Dairy-free Make Ahead Kid Breakfasts

I am a planner. On Sunday evening, I set out the kids’ clothes for the week. Each evening after dinner clean-up, as the kids squabble over their last few bites, I prepare their breakfasts, my breakfast, set up the electric tea kettle, and make their lunches.

Sunny apple sandwich

Sunny apple sandwich

Here are some breakfasts I often make the kids:

Smoothies: #1 and #2’s favorite is frozen mixed berries, frozen banana, frozen spinach, a dollop of sunflower butter, and apple juice. They also like frozen berries, Almond Dream Almond Non-Dairy Unsweetend Vanilla Yogurt, frozen spinach, and cranberry juice. I throw all of the ingredients in the blender cup, pop it in the fridge, and blend it the next morning. Easy!

Sunny Apple Sandwich: I core an apple then cut it horizontally into four slices (the apple core hole should be in the center of each slice, like a bagel.) Spread sunflower butter on one side of two of the apple slices and top each smothered slice with a naked apple slice, so you have apple sunflower butter sandwiches. Cover, refrigerate, and, in the morning, serve with your favorite dairy-free cereal and dairy-free milk (we lIke cashewmilk.)

Dairy-free Parfait: SoDelicious Non-Dairy Coconut Yogurt (#1 and #2 love the strawberry flavor) topped with fresh berries and pumpkin seeds is a tasty breakfast.
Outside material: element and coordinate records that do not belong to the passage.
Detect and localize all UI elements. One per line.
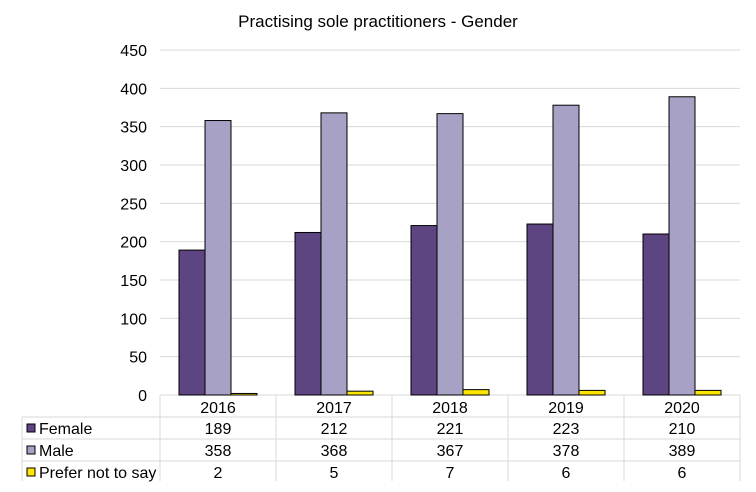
table-cell: 212 — [321, 421, 348, 438]
legend-key-prefer-not-to-say — [26, 467, 36, 477]
y-tick-label: 200 — [120, 235, 147, 252]
y-tick-label: 150 — [120, 273, 147, 290]
table-cell: 358 — [205, 443, 232, 460]
table-cell: 221 — [437, 421, 464, 438]
legend-label: Prefer not to say — [39, 465, 156, 482]
bar-prefer-not-to-say-2020 — [694, 389, 722, 396]
bar-male-2019 — [552, 104, 580, 396]
table-cell: 378 — [553, 443, 580, 460]
data-table: 2016 2017 2018 2019 2020 Female 189 212 221 223 21… — [21, 395, 741, 482]
table-cell: 210 — [669, 421, 696, 438]
legend-key-female — [26, 423, 36, 433]
legend-label: Female — [39, 421, 92, 438]
y-tick-label: 50 — [129, 350, 147, 367]
x-tick-label: 2019 — [548, 400, 584, 417]
y-tick-label: 100 — [120, 311, 147, 328]
bar-female-2020 — [642, 233, 670, 396]
bar-female-2018 — [410, 225, 438, 396]
table-cell: 2 — [214, 465, 223, 482]
y-tick-label: 0 — [138, 388, 147, 405]
table-cell: 5 — [330, 465, 339, 482]
table-cell: 368 — [321, 443, 348, 460]
x-tick-label: 2020 — [664, 400, 700, 417]
bar-male-2017 — [320, 112, 348, 396]
legend-key-male — [26, 445, 36, 455]
x-tick-label: 2018 — [432, 400, 468, 417]
bar-female-2016 — [178, 249, 206, 396]
bar-prefer-not-to-say-2019 — [578, 389, 606, 396]
legend-label: Male — [39, 443, 74, 460]
x-tick-label: 2016 — [200, 400, 236, 417]
y-tick-label: 250 — [120, 196, 147, 213]
y-tick-label: 300 — [120, 158, 147, 175]
y-tick-label: 400 — [120, 81, 147, 98]
bar-male-2016 — [204, 120, 232, 396]
y-axis-ticks: 0 50 100 150 200 250 300 350 400 450 — [120, 43, 147, 405]
bar-female-2017 — [294, 231, 322, 396]
table-cell: 367 — [437, 443, 464, 460]
table-cell: 223 — [553, 421, 580, 438]
x-tick-label: 2017 — [316, 400, 352, 417]
table-cell: 7 — [446, 465, 455, 482]
chart-title: Practising sole practitioners - Gender — [238, 12, 518, 31]
bar-male-2018 — [436, 113, 464, 396]
bar-female-2019 — [526, 223, 554, 396]
table-cell: 6 — [678, 465, 687, 482]
bar-prefer-not-to-say-2016 — [230, 392, 258, 396]
bar-prefer-not-to-say-2018 — [462, 389, 490, 396]
bar-male-2020 — [668, 96, 696, 396]
y-tick-label: 450 — [120, 43, 147, 60]
bars — [178, 96, 722, 396]
y-tick-label: 350 — [120, 120, 147, 137]
bar-prefer-not-to-say-2017 — [346, 390, 374, 396]
table-cell: 389 — [669, 443, 696, 460]
table-cell: 6 — [562, 465, 571, 482]
table-cell: 189 — [205, 421, 232, 438]
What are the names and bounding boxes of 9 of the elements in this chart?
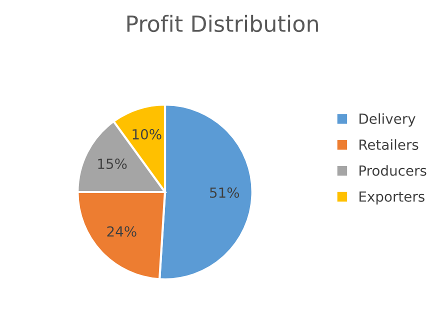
legend-label: Exporters (360, 192, 424, 205)
legend-label: Producers (360, 165, 426, 176)
data-label: 10% (132, 129, 162, 140)
data-label: 51% (210, 187, 240, 198)
data-label: 24% (107, 226, 136, 237)
chart-title: Profit Distribution (127, 14, 318, 32)
legend-label: Delivery (360, 113, 416, 127)
data-label: 15% (98, 158, 127, 170)
legend-label: Retailers (360, 139, 418, 150)
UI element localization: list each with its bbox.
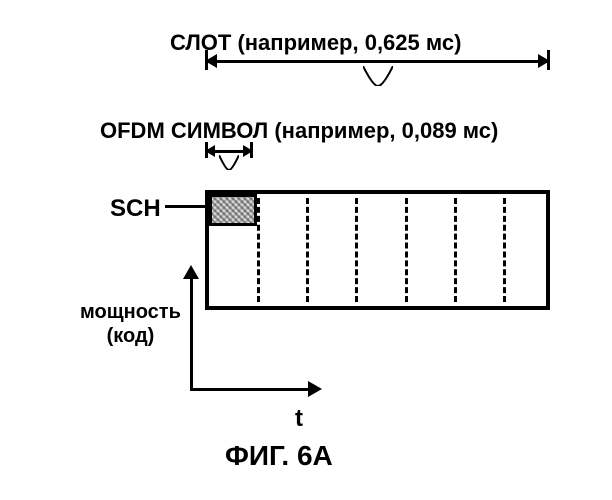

If I’m using the Almond Dream Almond Non-Dairy Unsweetened Vanilla Yogurt, I’ll add a drizzle of honey. I cover the small bowls and refrigerate. In the morning I top each with dry bran cereal.

Sunny-banana Sandwich: a sunflower butter and banana sandwich on dairy-free bread served with a side of orange slices or pineapple is a fun and easy make-ahead. I just prepare it all, cover it, refrigerate, and serve in the morning.